When Galaxy’s Edge first opened in May, Smugglers Run was the only ride in operation at the time. Other entertainment options included workshops on designing your own droid (for $100) or constructing a lightsaber (for $200). Crowds were so much smaller than anticipated during the initial opening that Disney had to cut park employee hours; in the fall the president of Disney Parks West stepped down. While Disney park attendance dipped in both the third and fourth fiscal quarters of the year, company CEO Bob Iger maintained during a November earnings call that both Galaxy’s Edge parks “have been far more successful than has been reported.” Iger chalked up Galaxy’s Edge’s sluggish start to “people that are just waiting for the whole thing to be open, which is fine,” adding that guest spending and Disney hotel bookings had actually both increased. Rise may not need to be the park’s lone savior, but the coming months will reveal how it affects attendance and the company’s bottom line.

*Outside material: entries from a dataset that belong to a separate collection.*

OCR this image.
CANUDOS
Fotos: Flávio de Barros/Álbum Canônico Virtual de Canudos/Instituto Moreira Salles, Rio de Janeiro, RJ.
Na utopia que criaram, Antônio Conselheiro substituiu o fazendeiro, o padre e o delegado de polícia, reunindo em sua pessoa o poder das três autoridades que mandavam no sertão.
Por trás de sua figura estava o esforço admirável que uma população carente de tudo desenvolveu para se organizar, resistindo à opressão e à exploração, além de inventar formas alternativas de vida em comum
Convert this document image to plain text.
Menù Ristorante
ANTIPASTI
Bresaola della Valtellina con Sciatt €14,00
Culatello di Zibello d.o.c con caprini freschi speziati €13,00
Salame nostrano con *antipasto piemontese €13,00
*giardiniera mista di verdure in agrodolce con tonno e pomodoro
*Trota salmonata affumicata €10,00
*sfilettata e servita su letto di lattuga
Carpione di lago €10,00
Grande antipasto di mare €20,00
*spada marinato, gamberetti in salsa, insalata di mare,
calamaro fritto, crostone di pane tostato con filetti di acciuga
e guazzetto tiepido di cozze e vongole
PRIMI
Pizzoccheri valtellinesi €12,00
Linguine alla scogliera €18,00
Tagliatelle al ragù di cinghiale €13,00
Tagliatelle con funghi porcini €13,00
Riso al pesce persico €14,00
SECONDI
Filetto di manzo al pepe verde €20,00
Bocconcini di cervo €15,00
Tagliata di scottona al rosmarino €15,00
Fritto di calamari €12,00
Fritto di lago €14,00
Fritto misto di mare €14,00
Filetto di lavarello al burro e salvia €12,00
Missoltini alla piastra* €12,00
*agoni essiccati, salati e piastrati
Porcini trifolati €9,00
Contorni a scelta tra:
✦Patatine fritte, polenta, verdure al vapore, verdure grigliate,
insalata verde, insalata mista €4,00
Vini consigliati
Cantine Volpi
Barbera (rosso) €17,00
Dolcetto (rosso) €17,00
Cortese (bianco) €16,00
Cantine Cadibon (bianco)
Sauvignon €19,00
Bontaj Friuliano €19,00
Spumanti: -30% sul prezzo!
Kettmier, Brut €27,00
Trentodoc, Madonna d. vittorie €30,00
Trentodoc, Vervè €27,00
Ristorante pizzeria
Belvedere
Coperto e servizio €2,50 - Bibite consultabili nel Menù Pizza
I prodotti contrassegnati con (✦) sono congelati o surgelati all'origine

Shortly before 11 a.m. our boarding group is announced. Galaxy’s Edge is nestled on the far end of Hollywood Studios, cordoned off by walls and accessible only via tunnel. The rest of the park’s noise is drowned out by the din of spaceships flying, droids welding, and snippets of a new John Williams score. Inside a courtyard just beyond the entryway to Rise, a to-scale X-Wing starship spews steam from its hull. We board a transport ship not much larger than an intraterminal airport shuttle. It shakes gently as we “take off” for space. Soon, the transport is trapped in the tractor beam of an enemy Star Destroyer, shuddering before coming to rest in a vast hangar stuffed with rows of mannequin storm troopers and TIE fighters. Park reps dressed as enemy officers usher us into holding cells. “You appear to be wearing some kind of antennae transmitting device,” one of the guards scoffs at a person with mouse ears. “Rest assured, you’ll receive no signal in here.”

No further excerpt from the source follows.